The best features of HA are also it's downfall:
- The magnitude of available devices/services it can control
- It's adaptably to run on a variety of hardware and OS systems
All of this directly correlates to a user's stability experience. Not every update is needed, but I feel most do not read the change logs/release notes.
Or, (with other words) we can safely say: HA by itself IS rock-stable, it's we, users who make it UNstable - by adding custom (third-party) addons. Those addons aren't always updated in time (during beta testing) so unstability is here. Not HA's fault, though.
Another thing i obviously missed in first post:
God prevent us from this!!!!! Annual updates would mean that if something WOULD BE wrong during one regular annual update we'd have to wait a whole year to correct that bug... ? Thanks, but no, thanks.
I remember back then when i was exploring which home automation to choose that another open-source home automation software (can't say which, though, i believe it was a German one) existed where a big complain from users was that updates are out only one single update per month (so total only 12 updates per year). For each bug users had to wait a whole month to be (hopefully) fixed, which was supposedly "unbearable".
I'd say HA does a great job adapting to the changing environment, but yes User expectations are hard to achieve.
Manufacturer changes are one aspect, but complaints about custom (third-party) addons should not even be a thing. I love the fact 3rd party addons are available, but honestly those issues are secondary.
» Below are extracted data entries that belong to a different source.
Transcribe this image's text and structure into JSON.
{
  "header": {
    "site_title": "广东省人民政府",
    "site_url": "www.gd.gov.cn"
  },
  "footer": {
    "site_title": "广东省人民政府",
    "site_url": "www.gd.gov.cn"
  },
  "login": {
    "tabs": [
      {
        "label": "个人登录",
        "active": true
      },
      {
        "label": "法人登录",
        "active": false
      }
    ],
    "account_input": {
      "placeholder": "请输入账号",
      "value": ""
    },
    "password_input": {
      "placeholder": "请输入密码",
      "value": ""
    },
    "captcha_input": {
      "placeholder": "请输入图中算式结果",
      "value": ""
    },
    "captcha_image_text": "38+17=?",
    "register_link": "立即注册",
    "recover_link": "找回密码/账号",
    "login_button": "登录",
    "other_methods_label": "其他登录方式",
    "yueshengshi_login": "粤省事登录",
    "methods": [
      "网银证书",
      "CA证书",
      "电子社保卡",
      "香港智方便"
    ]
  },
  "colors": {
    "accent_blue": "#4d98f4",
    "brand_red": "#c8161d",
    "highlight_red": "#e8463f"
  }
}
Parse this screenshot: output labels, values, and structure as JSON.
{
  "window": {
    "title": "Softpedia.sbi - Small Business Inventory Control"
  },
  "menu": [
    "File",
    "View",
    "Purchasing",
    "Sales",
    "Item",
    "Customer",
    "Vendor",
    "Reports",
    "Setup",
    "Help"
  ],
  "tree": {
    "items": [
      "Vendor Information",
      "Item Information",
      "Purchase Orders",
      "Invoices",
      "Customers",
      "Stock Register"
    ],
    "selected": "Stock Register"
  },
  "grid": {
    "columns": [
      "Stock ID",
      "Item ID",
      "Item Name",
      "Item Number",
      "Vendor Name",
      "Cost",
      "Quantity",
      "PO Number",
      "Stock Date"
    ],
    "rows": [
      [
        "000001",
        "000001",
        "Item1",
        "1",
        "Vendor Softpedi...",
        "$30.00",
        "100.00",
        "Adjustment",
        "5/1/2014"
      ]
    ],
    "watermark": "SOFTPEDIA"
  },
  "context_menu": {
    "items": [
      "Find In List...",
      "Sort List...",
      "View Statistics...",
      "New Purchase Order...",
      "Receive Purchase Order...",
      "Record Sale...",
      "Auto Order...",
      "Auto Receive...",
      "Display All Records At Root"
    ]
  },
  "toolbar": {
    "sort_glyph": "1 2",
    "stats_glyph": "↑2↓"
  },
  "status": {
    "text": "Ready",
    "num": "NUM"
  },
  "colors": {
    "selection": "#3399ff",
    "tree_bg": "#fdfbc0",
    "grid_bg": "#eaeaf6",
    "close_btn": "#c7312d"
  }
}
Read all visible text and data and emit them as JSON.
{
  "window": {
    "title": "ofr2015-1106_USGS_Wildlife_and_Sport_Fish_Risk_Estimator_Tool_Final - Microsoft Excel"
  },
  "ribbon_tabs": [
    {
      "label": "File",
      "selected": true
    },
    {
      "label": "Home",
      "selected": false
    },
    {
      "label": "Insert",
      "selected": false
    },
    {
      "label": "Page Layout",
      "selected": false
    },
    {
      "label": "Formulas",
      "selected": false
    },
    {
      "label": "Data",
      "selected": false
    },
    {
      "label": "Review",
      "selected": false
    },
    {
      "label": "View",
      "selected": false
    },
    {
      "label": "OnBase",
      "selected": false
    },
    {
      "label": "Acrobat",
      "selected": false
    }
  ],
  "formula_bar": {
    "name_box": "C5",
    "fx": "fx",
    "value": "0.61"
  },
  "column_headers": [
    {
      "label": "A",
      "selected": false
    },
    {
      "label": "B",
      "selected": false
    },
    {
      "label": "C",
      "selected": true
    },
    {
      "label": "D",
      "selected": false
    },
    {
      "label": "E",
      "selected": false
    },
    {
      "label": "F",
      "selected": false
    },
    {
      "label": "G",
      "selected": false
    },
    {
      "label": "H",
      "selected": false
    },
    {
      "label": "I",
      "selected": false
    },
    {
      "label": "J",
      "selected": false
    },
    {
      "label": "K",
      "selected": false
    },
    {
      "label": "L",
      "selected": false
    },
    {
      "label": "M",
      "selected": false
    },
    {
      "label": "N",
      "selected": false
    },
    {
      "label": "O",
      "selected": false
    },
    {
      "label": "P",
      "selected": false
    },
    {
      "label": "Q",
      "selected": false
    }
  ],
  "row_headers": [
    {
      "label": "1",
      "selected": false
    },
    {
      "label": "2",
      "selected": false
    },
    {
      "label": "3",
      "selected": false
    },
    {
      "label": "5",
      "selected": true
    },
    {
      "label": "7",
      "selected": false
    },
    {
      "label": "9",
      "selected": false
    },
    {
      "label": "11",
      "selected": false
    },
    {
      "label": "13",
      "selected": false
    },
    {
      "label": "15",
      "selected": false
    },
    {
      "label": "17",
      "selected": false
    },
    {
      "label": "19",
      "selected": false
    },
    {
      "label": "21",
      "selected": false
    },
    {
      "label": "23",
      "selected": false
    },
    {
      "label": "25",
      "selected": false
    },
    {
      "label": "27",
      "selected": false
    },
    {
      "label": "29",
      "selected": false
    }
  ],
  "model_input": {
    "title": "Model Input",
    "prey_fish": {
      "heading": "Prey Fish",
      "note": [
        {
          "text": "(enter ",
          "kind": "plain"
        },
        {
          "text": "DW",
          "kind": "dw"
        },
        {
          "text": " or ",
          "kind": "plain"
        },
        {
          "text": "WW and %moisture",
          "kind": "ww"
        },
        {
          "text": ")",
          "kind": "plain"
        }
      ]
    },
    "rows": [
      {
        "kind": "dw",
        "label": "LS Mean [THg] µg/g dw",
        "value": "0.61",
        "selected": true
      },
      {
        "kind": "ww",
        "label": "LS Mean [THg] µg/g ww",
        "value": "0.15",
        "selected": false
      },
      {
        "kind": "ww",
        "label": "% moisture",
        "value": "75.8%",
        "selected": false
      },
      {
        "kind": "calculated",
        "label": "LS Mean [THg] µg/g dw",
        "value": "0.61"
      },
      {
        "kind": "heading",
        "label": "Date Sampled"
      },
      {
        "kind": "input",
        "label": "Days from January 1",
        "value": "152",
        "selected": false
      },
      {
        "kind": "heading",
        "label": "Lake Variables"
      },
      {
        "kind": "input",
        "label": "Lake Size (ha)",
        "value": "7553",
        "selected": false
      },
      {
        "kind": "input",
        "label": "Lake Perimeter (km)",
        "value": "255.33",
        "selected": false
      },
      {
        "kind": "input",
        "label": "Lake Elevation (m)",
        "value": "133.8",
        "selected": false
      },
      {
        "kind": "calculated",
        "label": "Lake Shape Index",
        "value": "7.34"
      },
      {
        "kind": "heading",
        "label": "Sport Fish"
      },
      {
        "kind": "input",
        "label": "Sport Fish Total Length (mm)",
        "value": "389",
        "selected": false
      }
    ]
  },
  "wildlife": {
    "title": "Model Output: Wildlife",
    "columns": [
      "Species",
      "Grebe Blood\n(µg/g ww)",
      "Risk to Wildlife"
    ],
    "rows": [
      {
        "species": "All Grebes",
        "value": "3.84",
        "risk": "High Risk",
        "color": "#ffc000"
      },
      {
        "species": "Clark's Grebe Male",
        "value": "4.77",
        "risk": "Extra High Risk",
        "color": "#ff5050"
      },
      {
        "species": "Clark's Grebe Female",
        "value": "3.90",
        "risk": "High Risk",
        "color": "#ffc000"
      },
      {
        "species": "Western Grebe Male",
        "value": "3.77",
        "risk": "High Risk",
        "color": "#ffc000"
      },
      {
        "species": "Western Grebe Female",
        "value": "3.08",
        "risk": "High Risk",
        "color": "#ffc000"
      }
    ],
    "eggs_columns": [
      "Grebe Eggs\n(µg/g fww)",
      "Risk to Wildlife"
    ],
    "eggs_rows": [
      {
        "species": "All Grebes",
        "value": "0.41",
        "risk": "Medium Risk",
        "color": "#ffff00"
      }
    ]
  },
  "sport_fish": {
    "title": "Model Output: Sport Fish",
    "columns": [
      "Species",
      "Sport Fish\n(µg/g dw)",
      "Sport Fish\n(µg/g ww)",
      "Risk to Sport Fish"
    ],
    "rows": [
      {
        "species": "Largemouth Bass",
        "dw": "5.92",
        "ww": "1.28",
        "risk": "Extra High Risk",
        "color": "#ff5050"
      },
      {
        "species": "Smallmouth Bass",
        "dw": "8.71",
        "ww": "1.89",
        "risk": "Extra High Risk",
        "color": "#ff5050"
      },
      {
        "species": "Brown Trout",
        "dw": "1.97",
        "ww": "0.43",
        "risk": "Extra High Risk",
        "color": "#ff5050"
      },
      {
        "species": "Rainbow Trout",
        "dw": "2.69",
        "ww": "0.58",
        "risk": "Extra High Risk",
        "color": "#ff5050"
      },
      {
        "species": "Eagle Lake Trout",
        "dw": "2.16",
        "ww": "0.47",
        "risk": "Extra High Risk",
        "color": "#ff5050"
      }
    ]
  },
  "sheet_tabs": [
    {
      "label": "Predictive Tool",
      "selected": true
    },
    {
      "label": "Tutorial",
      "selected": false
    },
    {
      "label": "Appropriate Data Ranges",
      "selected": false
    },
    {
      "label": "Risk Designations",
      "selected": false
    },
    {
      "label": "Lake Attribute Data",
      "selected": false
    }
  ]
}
The beauty of open-source software!
Hi @AndyG3: just as my fellow HA supporters, my instance is super-stable, even with some custom stuff and keeping up-to-date with every release.
If yours is failing that much, it's most likely the way you set it up or some exotic stuff.
You could leave it in a certain state/release and not profit from the new features, BUT at some point your system might be so much behind that you could face a lot of issues when actually updating.